Monday, 9 March 2009

holdin on

Hello All,

Well, life does have its twists and turns. I realized the other day that I may have been a bit psychotic in that I had this realization that I thought that life would calm down at some point in time, ha ha ha. YEHAH! Maybe the real realization is that my life is mostly chaos and I ought to just get used to it.

Trouble is the being Libran expects some quiet time to stabilize a bit before the next onslaught.

I have had many insights about life and the choices that I made many years ago. 1st choice was to not work at one place but to travel and see and do. 2nd choice which may have been Kharma was to not have kids. And I guess a 3rd choice was that the wife I was with and unhappy with could be improved upon. Always looking.

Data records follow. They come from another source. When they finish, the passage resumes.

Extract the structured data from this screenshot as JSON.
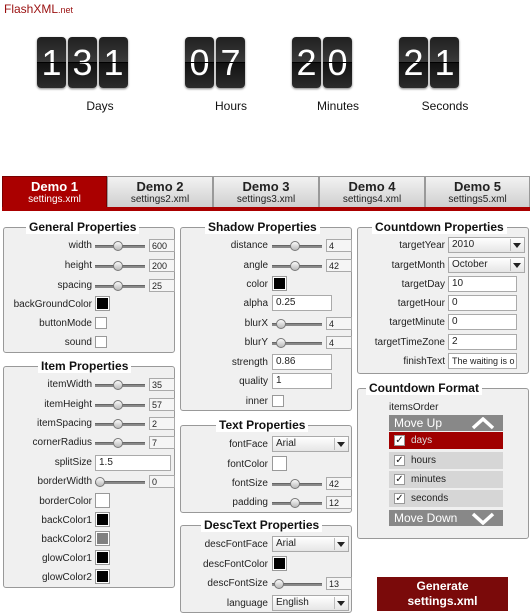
{
  "logo": {
    "part1": "FlashXML",
    "part2": ".net"
  },
  "countdown": {
    "units": [
      {
        "label": "Days",
        "digits": [
          "1",
          "3",
          "1"
        ]
      },
      {
        "label": "Hours",
        "digits": [
          "0",
          "7"
        ]
      },
      {
        "label": "Minutes",
        "digits": [
          "2",
          "0"
        ]
      },
      {
        "label": "Seconds",
        "digits": [
          "2",
          "1"
        ]
      }
    ]
  },
  "tabs": [
    {
      "title": "Demo 1",
      "file": "settings.xml",
      "active": true
    },
    {
      "title": "Demo 2",
      "file": "settings2.xml"
    },
    {
      "title": "Demo 3",
      "file": "settings3.xml"
    },
    {
      "title": "Demo 4",
      "file": "settings4.xml"
    },
    {
      "title": "Demo 5",
      "file": "settings5.xml"
    }
  ],
  "general": {
    "title": "General Properties",
    "width": {
      "label": "width",
      "value": "600",
      "level": 0.45
    },
    "height": {
      "label": "height",
      "value": "200",
      "level": 0.45
    },
    "spacing": {
      "label": "spacing",
      "value": "25",
      "level": 0.45
    },
    "bgcolor": {
      "label": "backGroundColor",
      "color": "#000000"
    },
    "buttonMode": {
      "label": "buttonMode",
      "checked": false
    },
    "sound": {
      "label": "sound",
      "checked": false
    }
  },
  "item": {
    "title": "Item Properties",
    "itemWidth": {
      "label": "itemWidth",
      "value": "35",
      "level": 0.45
    },
    "itemHeight": {
      "label": "itemHeight",
      "value": "57",
      "level": 0.45
    },
    "itemSpacing": {
      "label": "itemSpacing",
      "value": "2",
      "level": 0.45
    },
    "cornerRadius": {
      "label": "cornerRadius",
      "value": "7",
      "level": 0.45
    },
    "splitSize": {
      "label": "splitSize",
      "value": "1.5"
    },
    "borderWidth": {
      "label": "borderWidth",
      "value": "0",
      "level": 0.0
    },
    "borderColor": {
      "label": "borderColor",
      "color": "#ffffff"
    },
    "backColor1": {
      "label": "backColor1",
      "color": "#000000"
    },
    "backColor2": {
      "label": "backColor2",
      "color": "#808080"
    },
    "glowColor1": {
      "label": "glowColor1",
      "color": "#000000"
    },
    "glowColor2": {
      "label": "glowColor2",
      "color": "#000000"
    }
  },
  "shadow": {
    "title": "Shadow Properties",
    "distance": {
      "label": "distance",
      "value": "4",
      "level": 0.45
    },
    "angle": {
      "label": "angle",
      "value": "42",
      "level": 0.45
    },
    "color": {
      "label": "color",
      "color": "#000000"
    },
    "alpha": {
      "label": "alpha",
      "value": "0.25"
    },
    "blurX": {
      "label": "blurX",
      "value": "4",
      "level": 0.1
    },
    "blurY": {
      "label": "blurY",
      "value": "4",
      "level": 0.1
    },
    "strength": {
      "label": "strength",
      "value": "0.86"
    },
    "quality": {
      "label": "quality",
      "value": "1"
    },
    "inner": {
      "label": "inner",
      "checked": false
    }
  },
  "text": {
    "title": "Text Properties",
    "fontFace": {
      "label": "fontFace",
      "value": "Arial"
    },
    "fontColor": {
      "label": "fontColor",
      "color": "#ffffff"
    },
    "fontSize": {
      "label": "fontSize",
      "value": "42",
      "level": 0.45
    },
    "padding": {
      "label": "padding",
      "value": "12",
      "level": 0.45
    }
  },
  "desc": {
    "title": "DescText Properties",
    "descFontFace": {
      "label": "descFontFace",
      "value": "Arial"
    },
    "descFontColor": {
      "label": "descFontColor",
      "color": "#000000"
    },
    "descFontSize": {
      "label": "descFontSize",
      "value": "13",
      "level": 0.05
    },
    "language": {
      "label": "language",
      "value": "English"
    }
  },
  "countdownProps": {
    "title": "Countdown Properties",
    "targetYear": {
      "label": "targetYear",
      "value": "2010"
    },
    "targetMonth": {
      "label": "targetMonth",
      "value": "October"
    },
    "targetDay": {
      "label": "targetDay",
      "value": "10"
    },
    "targetHour": {
      "label": "targetHour",
      "value": "0"
    },
    "targetMinute": {
      "label": "targetMinute",
      "value": "0"
    },
    "targetTimeZone": {
      "label": "targetTimeZone",
      "value": "2"
    },
    "finishText": {
      "label": "finishText",
      "value": "The waiting is o"
    }
  },
  "format": {
    "title": "Countdown Format",
    "itemsOrderLabel": "itemsOrder",
    "moveUp": "Move Up",
    "moveDown": "Move Down",
    "items": [
      {
        "label": "days",
        "checked": true,
        "selected": true
      },
      {
        "label": "hours",
        "checked": true
      },
      {
        "label": "minutes",
        "checked": true
      },
      {
        "label": "seconds",
        "checked": true
      }
    ]
  },
  "generate": {
    "line1": "Generate",
    "line2": "settings.xml"
  },
  "colors": {
    "accent": "#aa0000",
    "button": "#7a0a0a"
  }
}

So, some of the realizations are that for a person that is 60 plus having grandkids keeps them busy and looking for things to do with the kids, keeps 'em active. having a partner to share with is good, really really good. And having traveled and spent my income as it came in, not that there was ever very much of it, leaves me now needing to keep on keepin' on whether I want to or not.

Also, I who makes friends everywhere I go seem to be short a few now when I am in crunch time. The ones that I do have.....have kids or a partner and are busy much of the time, ha ha ha. There are a few that don't. I attempt not to burden them to heavily by calling them too often. I value any and all time that I can get with any friend that I have.

I may be onto a place to stay this winter for 6 months as the people are friends and heading off to NZ for skiing this winter.

I was living at a friends home in north Perth. Friday past he left a note saying that he was expecting $150 rent / week. I left a note saying that if I had known he wanted rent I would not have come. I have since returned to the house that I was at with Sara the lady needing caring. She is in the Hospital yet. I am to box up her posessions ready for her to move to a flat in Mosman Park. Been boxing all day. Up to 55 boxes now. Plus 20 that I had done months ago to have my sleeping room.

Been HOT here today and hotter yet tomorrow. Makes for interesting sweaty boxing.

Well, all, I am feeling like I am just hanging in for what ever is next in life. Gotta be something special about my needing to be here at this place at this time for what ever is next.

Best wishes to all of you.

Thanks for meditation guidance to LKM. Thanks for support from many of the friends.